Face à ce désastre, Luis Fernando Duarte, directeur adjoint de l'institution, a dénoncé le "manque de soutien et le manque de conscience" de la puissance publique qui ont conduit à cette "situation tragique". "Nous nous sommes battus pendant des années, sous différents gouvernements, pour obtenir des ressources afin de préserver de manière adéquate tout ce qui a été détruit aujourd'hui", s’est-il indigné dans les pages du Guardian. Comme la plupart des institutions scientifiques brésiliennes, le musée avait en effet été victime de coupes budgétaires successives, y compris de fermeture, en 2015, parce que le personnel ne pouvait plus être payé. Ce drame – dont les raisons exactes ne sont toujours pas établies à cette heure - a aussi déclenché des réactions chez les chercheurs étrangers qui pointent à nouveau l’urgence, pour toutes les grandes institutions à travers le monde, de mettre à l’abri des objets muséographiques grâce à leur numérisation. "L’incendie du musée de Rio montre, certes, l’absence de moyens pour l’entretien et le fonctionnement général de tels établissements, mais il met en exergue  l’enjeu de la numérisation des documents écrits tout autant que des pièces ethnographiques et archéologiques. De nombreux musées ne sont pas à l’abri !", a ainsi estimé Christophe Moulherat, chargé d’analyses des Collections au musée du Quai Branly, à Paris, qui se rend fréquemment dans des musées sud-américains.

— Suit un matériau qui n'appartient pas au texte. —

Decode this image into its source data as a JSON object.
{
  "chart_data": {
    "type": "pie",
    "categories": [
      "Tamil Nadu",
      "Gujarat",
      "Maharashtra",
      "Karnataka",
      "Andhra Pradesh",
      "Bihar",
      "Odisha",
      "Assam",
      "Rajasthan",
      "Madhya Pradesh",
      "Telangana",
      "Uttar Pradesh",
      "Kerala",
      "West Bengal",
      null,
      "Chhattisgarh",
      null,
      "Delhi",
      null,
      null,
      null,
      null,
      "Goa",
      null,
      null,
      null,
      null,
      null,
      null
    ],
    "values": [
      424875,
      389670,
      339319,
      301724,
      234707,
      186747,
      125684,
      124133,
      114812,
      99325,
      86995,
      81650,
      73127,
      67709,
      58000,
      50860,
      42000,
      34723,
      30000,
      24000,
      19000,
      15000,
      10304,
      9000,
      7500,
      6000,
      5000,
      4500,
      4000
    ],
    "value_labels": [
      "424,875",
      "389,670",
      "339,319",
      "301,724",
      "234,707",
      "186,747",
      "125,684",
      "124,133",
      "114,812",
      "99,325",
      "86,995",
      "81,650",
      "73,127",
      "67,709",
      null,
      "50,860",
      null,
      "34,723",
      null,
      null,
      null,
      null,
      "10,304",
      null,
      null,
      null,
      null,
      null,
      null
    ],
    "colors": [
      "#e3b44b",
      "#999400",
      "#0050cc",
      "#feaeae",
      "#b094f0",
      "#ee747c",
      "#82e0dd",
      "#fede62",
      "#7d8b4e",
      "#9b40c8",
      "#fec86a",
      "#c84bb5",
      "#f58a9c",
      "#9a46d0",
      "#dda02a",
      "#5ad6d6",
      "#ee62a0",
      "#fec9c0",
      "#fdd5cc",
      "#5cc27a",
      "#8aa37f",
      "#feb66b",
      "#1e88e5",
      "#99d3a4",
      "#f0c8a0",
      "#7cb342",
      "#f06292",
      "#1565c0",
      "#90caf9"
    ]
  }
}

Toutefois, -le pire n'étant jamais certain-, des informations rapportées par le site Globo News et le quotidien La Folha de Sao Paulo ont signalé que "des herbiers du musée, sa bibliothèque principale, une partie de la collection de zoologie (invertébrés) -conservés dans un bâtiment annexe-, ainsi que des minéraux et météorites, dont une de 5 tonnes, l'une des plus imposantes du monde, découverte à Bendego, dans le sertao de l'Etat de Bahia, en 1784", auraient été épargnés. 

Météorite ayant survécu à l'incendie du Musée national de Rio de Janeiro (Brésil).

La tragédie du Musée national de Rio rappelle d’autres malheurs subis par le Brésil dans le domaine des sciences et de la culture. Il y a 40 ans, le 8 juillet 1978, le Musée d’Art Moderne de Rio avait ainsi vu disparaître dans les flammes un millier d’œuvres d’art, parmi lesquelles des toiles de Pablo Picasso et de Salvador Dali. Et en 2003, plus dramatique encore, 21 ingénieurs avaient été tués lors de l’explosion d’une fusée qui avait pulvérisé la base d’Alcantara (Nord-Est), réduisant à néant les ambitions aérospatiales du pays.

Le Musée national de Rio de Janeiro, avant l'incendie.

Avec la disparition du Musée national, c’est donc une partie du patrimoine, mais aussi de la mémoire historique, culturelle et scientifique du Brésil qui vient de partir en fumée. Ironie du sort, alors que le Brésil s’apprête à commémorer sa Fête d’Indépendance le 7 septembre 2018, c’est dans les murs encore brûlants de ce musée, témoins de grands moments de l'histoire du Brésil, qu’avait été signée cette proclamation en 1822 …

 

 

* premières paroles d’une célèbre chanson de Carlos Jobim et Vinicius de Moraes.